Namida suddenly squatted to examine something in the dirt.
‘Find anything?’ I called into the mouth of the dirt cave.
‘Stink.’ Magnus said. ‘And something else.’
‘Is it hissing?’
‘It’s a slab, heavy,’ he grunted. ‘Give me a hand!’
Swallowing, I stooped to follow.
‘Bear droppings,’ Namida said behind me.
And then there was a roar.
I’ve heard unsettling sounds in my life, but the deep, guttural ferocity of this one seemed primeval. I didn’t know nature was capable of making such a bellow! A blast of sound from the cave entrance, an animal roar, a great human cry inside, and then a snarl as something was struck with a thud.
‘Magnus!’ I cocked my rifle.
The entrance to the cave exploded.
Bloodhammer came first, somersaulting out backward as if he’d been catapulted. The hard earth around the entrance burst like shrapnel, gravel flying in all directions, as he skidded down scree towards the river, rolling with his arms wrapped around something massive and profoundly heavy. His axe skittered away as if batted like a ball of yarn.
Behind charged the biggest bear I’d ever seen, bigger than I knew bears could be. The animal was absolutely massive, gloriously golden, its back humped with muscle, its paws striking sparks as claws the size of Arab daggers scraped the ground. Oddly, there was a stout leather quirt around its neck. So this was the guardian! The women screamed, I yelled, and just barely had time to point my rifle and fire.
Fur and muscle jerked where the ball went in, and then the animal turned on me with gaping mouth, saliva flying.
Well, now I knew why the cave had become a hiding place. The old medicine man had chosen a grizzly bear den! And a den the monster had somehow been drugged and tied to, until aroused by one Magnus Bloodhammer. It snapped a coiled leather rope as thick as my thumb as if it were string.
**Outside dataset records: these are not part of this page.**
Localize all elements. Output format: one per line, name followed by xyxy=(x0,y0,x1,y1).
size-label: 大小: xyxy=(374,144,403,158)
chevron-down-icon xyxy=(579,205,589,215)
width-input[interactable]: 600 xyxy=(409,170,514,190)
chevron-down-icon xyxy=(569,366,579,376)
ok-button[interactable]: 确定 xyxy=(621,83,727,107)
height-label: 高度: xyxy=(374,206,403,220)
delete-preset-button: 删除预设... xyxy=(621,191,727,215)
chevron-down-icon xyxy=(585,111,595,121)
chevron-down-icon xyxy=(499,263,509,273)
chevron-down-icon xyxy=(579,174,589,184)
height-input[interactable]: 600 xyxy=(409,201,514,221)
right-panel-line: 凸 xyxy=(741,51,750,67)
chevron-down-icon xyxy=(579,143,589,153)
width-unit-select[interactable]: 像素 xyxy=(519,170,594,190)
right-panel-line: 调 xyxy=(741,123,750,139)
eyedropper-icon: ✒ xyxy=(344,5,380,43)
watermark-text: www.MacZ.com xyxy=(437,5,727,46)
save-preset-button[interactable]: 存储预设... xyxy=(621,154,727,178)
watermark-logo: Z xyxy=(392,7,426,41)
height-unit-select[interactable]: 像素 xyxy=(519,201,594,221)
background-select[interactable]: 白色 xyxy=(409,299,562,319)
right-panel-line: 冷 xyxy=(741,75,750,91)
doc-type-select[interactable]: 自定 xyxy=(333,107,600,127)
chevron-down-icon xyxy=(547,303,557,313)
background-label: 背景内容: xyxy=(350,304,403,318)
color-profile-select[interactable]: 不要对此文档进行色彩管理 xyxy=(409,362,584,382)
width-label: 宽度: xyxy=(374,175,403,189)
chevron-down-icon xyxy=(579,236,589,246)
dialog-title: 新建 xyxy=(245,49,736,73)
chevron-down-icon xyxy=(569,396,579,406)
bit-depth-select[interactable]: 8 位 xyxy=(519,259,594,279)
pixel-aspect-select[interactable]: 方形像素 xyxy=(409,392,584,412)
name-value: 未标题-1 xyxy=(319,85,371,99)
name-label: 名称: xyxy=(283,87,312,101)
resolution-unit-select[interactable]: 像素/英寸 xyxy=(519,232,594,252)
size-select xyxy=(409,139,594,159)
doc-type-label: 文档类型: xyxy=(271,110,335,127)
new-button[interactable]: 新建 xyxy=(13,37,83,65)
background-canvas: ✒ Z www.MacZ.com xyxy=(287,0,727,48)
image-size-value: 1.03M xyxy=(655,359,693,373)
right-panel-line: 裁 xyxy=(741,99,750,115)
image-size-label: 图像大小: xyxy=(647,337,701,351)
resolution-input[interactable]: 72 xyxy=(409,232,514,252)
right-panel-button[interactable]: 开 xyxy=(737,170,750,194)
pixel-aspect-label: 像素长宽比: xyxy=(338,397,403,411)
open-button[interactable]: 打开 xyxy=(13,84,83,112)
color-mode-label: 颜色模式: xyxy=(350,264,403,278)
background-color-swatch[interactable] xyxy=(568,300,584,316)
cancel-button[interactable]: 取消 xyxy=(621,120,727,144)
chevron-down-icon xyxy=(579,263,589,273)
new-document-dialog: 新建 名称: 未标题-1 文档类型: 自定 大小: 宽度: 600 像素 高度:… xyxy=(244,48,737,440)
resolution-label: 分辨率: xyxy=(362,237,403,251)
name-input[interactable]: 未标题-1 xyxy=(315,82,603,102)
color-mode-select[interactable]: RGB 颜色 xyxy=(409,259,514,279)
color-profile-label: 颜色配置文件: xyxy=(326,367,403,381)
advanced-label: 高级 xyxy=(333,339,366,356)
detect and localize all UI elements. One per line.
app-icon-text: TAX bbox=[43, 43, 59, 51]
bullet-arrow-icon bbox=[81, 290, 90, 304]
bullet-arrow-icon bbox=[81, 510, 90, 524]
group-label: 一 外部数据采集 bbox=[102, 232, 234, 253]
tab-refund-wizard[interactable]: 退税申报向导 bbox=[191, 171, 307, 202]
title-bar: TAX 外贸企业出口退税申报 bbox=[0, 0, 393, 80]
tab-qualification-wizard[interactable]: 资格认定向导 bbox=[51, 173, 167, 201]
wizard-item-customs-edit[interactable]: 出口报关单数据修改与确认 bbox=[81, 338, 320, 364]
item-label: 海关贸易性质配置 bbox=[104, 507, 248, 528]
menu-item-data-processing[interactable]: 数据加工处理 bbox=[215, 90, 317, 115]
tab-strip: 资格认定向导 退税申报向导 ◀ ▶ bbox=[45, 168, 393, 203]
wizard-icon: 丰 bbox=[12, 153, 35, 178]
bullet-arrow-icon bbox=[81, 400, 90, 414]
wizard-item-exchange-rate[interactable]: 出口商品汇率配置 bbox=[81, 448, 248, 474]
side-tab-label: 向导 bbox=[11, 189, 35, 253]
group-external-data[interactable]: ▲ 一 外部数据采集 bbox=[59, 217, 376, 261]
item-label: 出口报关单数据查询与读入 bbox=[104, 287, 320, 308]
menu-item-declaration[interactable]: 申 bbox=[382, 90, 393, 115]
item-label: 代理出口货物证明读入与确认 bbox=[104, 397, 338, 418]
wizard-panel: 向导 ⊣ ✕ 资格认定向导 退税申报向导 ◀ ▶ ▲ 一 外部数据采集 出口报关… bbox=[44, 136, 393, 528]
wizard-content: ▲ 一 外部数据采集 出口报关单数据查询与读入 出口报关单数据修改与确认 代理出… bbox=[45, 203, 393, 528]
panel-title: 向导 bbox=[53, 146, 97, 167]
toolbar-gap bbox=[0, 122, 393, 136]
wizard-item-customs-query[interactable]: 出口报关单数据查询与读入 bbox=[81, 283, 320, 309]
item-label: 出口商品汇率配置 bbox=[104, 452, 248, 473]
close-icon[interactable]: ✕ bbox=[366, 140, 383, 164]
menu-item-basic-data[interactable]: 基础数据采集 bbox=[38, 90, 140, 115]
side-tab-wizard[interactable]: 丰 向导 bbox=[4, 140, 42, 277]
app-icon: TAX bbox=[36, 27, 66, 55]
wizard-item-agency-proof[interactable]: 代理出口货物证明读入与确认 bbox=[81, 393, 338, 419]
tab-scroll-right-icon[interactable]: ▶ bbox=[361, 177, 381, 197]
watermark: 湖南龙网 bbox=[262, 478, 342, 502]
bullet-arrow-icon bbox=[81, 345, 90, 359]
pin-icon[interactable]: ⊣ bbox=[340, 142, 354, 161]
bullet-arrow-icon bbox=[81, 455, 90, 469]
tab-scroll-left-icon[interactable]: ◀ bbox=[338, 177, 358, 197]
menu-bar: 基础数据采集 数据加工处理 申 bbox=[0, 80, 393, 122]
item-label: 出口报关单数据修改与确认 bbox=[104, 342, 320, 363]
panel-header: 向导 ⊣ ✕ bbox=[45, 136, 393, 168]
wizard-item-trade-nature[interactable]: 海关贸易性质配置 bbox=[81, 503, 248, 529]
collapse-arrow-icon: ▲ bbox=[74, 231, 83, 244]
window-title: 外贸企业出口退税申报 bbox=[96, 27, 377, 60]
Then the monster was on me, its smell rank, and in desperation I jammed my gun muzzle into the beast’s mouth. The pain distracted him, and a swiping paw missed. It choked on my weapon, shaking its head in confusion, and then snapped it from my grip and threw it away. I chopped with my tomahawk and hit a haunch, but that was about as effective as a bee sting. So I went slack, preparing to die. My world was fur, musk, dust, and this cacophonous roaring that threatened to break my ear drums. The bear seemed a hundred times stronger than I was.
But then the animal bellowed even louder, rearing up on its hind legs.
Namida had snatched up Magnus’s axe and buried it in the grizzly bear’s back.
The animal snarled, twisting to get at this instrument of torture, muscles rippling, claws flailing at what it couldn’t reach. Blood geysered.
Little Frog was throwing rocks at the animal, sobbing.
The bear dropped to all fours, shuffling to turn to these new tormentors, my own cringing form momentarily forgotten. Somehow I found fibre enough to begin crawling towards my rifle, wondering how I’d load it in time.
Then Magnus charged back up the slope with a Viking wail, holding something huge and heavy over his head. He grunted, heaved, and with all his might brought a stone tablet down on the animal’s head. There was an audible crack of skull bone and the grizzly actually went down with a whoof, grunting, dazed by a blow that would have completely dashed the brains of any normal animal. I reached for my rifle and rolled upright, pulling out the ramrod to load it.
Then Namida darted in like a squirrel, jerked out the axe, and threw it to Magnus. He caught the weapon with a shout, his face aflame from fury and exertion, heaved, aimed, and swung. It was as clean and beautiful a stroke as I ever saw, a full foot of broad steel sinking into the bear’s back and severing its spine. The creature’s massive legs went slack, as if cables had been cut, and it collapsed on its belly, looking at me with bewilderment and regret.
I kept loading just to be sure, my arms shaking. A last growl rumbled in the beast’s throat and the fire in its eyes finally died. The stone tablet lay heavily on the bear’s skull and Bloodhammer’s axe jutted from its fur.